1) What Did Their Peers Say?
This is generally true for companies in the same industry or sector. If the first few companies in an industry beat Wall Street’s earnings and revenue estimates, that will set the bar higher for the companies that have yet to report.
Likewise, if the first batch of companies fall short of expectations, that will set the bar lower. We see this happen a lot in retail companies, which tend to report their earnings after most other companies.
In other words, if (hypothetically) Walmart ($WMT), Nordstrom ($JWN), and TJX Companies ($TJX) all report dramatically better quarters than Wall Street was expecting, the market will expect to see big beats from other retailers such as Target ($TGT), Macy’s ($M), and Burlington ($BURL).
2) Market Sentiment
An excellent earnings report does not guarantee the market will react favorably to the stock. In fact, the overall market sentiment can overpower the sentiment from a company’s earnings.
For example, on Dec. 3, the S&P 500 opened down 0.9%. That same morning, Bank of Montreal ($BMO) reported earnings, beating Wall Street’s earnings and revenue estimates by 8% and 20% respectively. Normally, beats of that magnitude would result in BMO opening higher—but not that day. The broad-based weakness in the market caused BMO to open down 1% despite the fact that they had good news.
3) Check The Trend
If the market is not exceptionally stronger or weaker when a company reports earnings, the next clue to look for to glean how the market may react is the stock’s recent trend. Stocks in the midst of a huge uptrend will more than likely require large earnings beats to keep the momentum going. Similarly, stocks in the midst of a downtrend have a much lower bar to please Wall Street.

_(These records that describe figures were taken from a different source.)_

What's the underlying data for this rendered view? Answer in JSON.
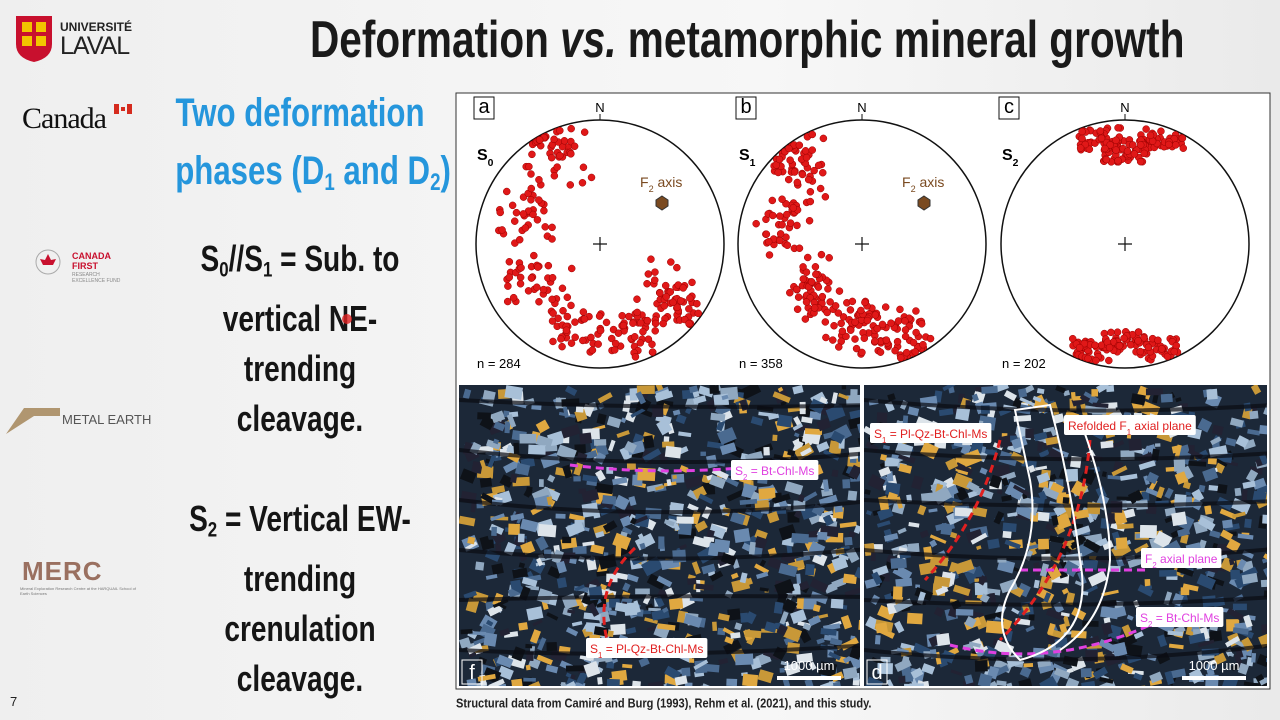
{
  "header": {
    "logo_top": "UNIVERSITÉ",
    "logo_bottom": "LAVAL",
    "title": [
      {
        "t": "Deformation "
      },
      {
        "t": "vs.",
        "italic": true
      },
      {
        "t": " metamorphic mineral growth"
      }
    ]
  },
  "sponsors": {
    "canada": "Canada",
    "cfref_top": "CANADA",
    "cfref_mid": "FIRST",
    "cfref_small": "RESEARCH EXCELLENCE FUND",
    "metal_earth": "METAL EARTH",
    "merc": "MERC",
    "merc_sub": "Mineral Exploration Research Centre at the HARQUAIL School of Earth Sciences"
  },
  "body": {
    "heading": [
      [
        {
          "t": "Two deformation"
        }
      ],
      [
        {
          "t": "phases (D"
        },
        {
          "t": "1",
          "sub": true
        },
        {
          "t": " and D"
        },
        {
          "t": "2",
          "sub": true
        },
        {
          "t": ")"
        }
      ]
    ],
    "paragraph1": [
      [
        {
          "t": "S"
        },
        {
          "t": "0",
          "sub": true
        },
        {
          "t": "//S"
        },
        {
          "t": "1",
          "sub": true
        },
        {
          "t": " = Sub. to"
        }
      ],
      [
        {
          "t": "vertical NE-"
        }
      ],
      [
        {
          "t": "trending"
        }
      ],
      [
        {
          "t": "cleavage."
        }
      ]
    ],
    "paragraph2": [
      [
        {
          "t": "S"
        },
        {
          "t": "2",
          "sub": true
        },
        {
          "t": " = Vertical EW-"
        }
      ],
      [
        {
          "t": "trending"
        }
      ],
      [
        {
          "t": "crenulation"
        }
      ],
      [
        {
          "t": "cleavage."
        }
      ]
    ]
  },
  "figure": {
    "stereonets": [
      {
        "label": "a",
        "north": "N",
        "plane": [
          {
            "t": "S"
          },
          {
            "t": "0",
            "sub": true
          }
        ],
        "count": "n = 284",
        "axis": [
          {
            "t": "F"
          },
          {
            "t": "2",
            "sub": true
          },
          {
            "t": " axis"
          }
        ]
      },
      {
        "label": "b",
        "north": "N",
        "plane": [
          {
            "t": "S"
          },
          {
            "t": "1",
            "sub": true
          }
        ],
        "count": "n = 358",
        "axis": [
          {
            "t": "F"
          },
          {
            "t": "2",
            "sub": true
          },
          {
            "t": " axis"
          }
        ]
      },
      {
        "label": "c",
        "north": "N",
        "plane": [
          {
            "t": "S"
          },
          {
            "t": "2",
            "sub": true
          }
        ],
        "count": "n = 202"
      }
    ],
    "micrographs": [
      {
        "label": "f",
        "scale": "1000 µm",
        "notes": [
          [
            {
              "t": "S"
            },
            {
              "t": "2",
              "sub": true
            },
            {
              "t": " = Bt-Chl-Ms"
            }
          ],
          [
            {
              "t": "S"
            },
            {
              "t": "1",
              "sub": true
            },
            {
              "t": " = Pl-Qz-Bt-Chl-Ms"
            }
          ]
        ]
      },
      {
        "label": "d",
        "scale": "1000 µm",
        "notes": [
          [
            {
              "t": "S"
            },
            {
              "t": "1",
              "sub": true
            },
            {
              "t": " = Pl-Qz-Bt-Chl-Ms"
            }
          ],
          [
            {
              "t": "Refolded F"
            },
            {
              "t": "1",
              "sub": true
            },
            {
              "t": " axial plane"
            }
          ],
          [
            {
              "t": "F"
            },
            {
              "t": "2",
              "sub": true
            },
            {
              "t": " axial plane"
            }
          ],
          [
            {
              "t": "S"
            },
            {
              "t": "2",
              "sub": true
            },
            {
              "t": " = Bt-Chl-Ms"
            }
          ]
        ]
      }
    ],
    "caption": "Structural data from Camiré and Burg (1993), Rehm et al. (2021), and this study."
  },
  "page_number": "7"
}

A good example of this is the recent earnings reports of Chipotle ($CMG).
On Oct. 22 after the market close, Chipotle reported earnings and revenue above Wall Street’s estimates and gave a bullish forecast for their same-store sales growth. And yet, the next day CMG opened down 2%. Why? The stock had been on a great run, trading just below its all-time high at the time of its earnings report. Expectations were simply too high, and the market used the report as an opportunity to take profits.
Because stocks get their value from future profitability, forward-looking statements like guidance are more meaningful than backward-looking statements like earnings from the prior quarter.
Take a look at the reaction to L Brands’ ($LB) Q3 earnings report on Nov. 20. The company reported earnings per share of $0.02, in-line with estimates, on revenue of $2.67 billion (short of the $2.69 billion estimate). Those numbers aren’t bad, but they aren’t great either.
But the stock closed the next day up 7%, and at one point was up as much as 12.8%. This is because of the guidance. In the prior day’s report, L Brands said their earnings per share guidance for Q4 is $2.00 and their earnings per share for the year would be $2.40. Both of those numbers were better than the estimates, and the market rewarded a stock that has otherwise been in a long-term downtrend.
The author is long Walmart, Nordstrom, Target, Macy’s and Chipotle in his 401(k).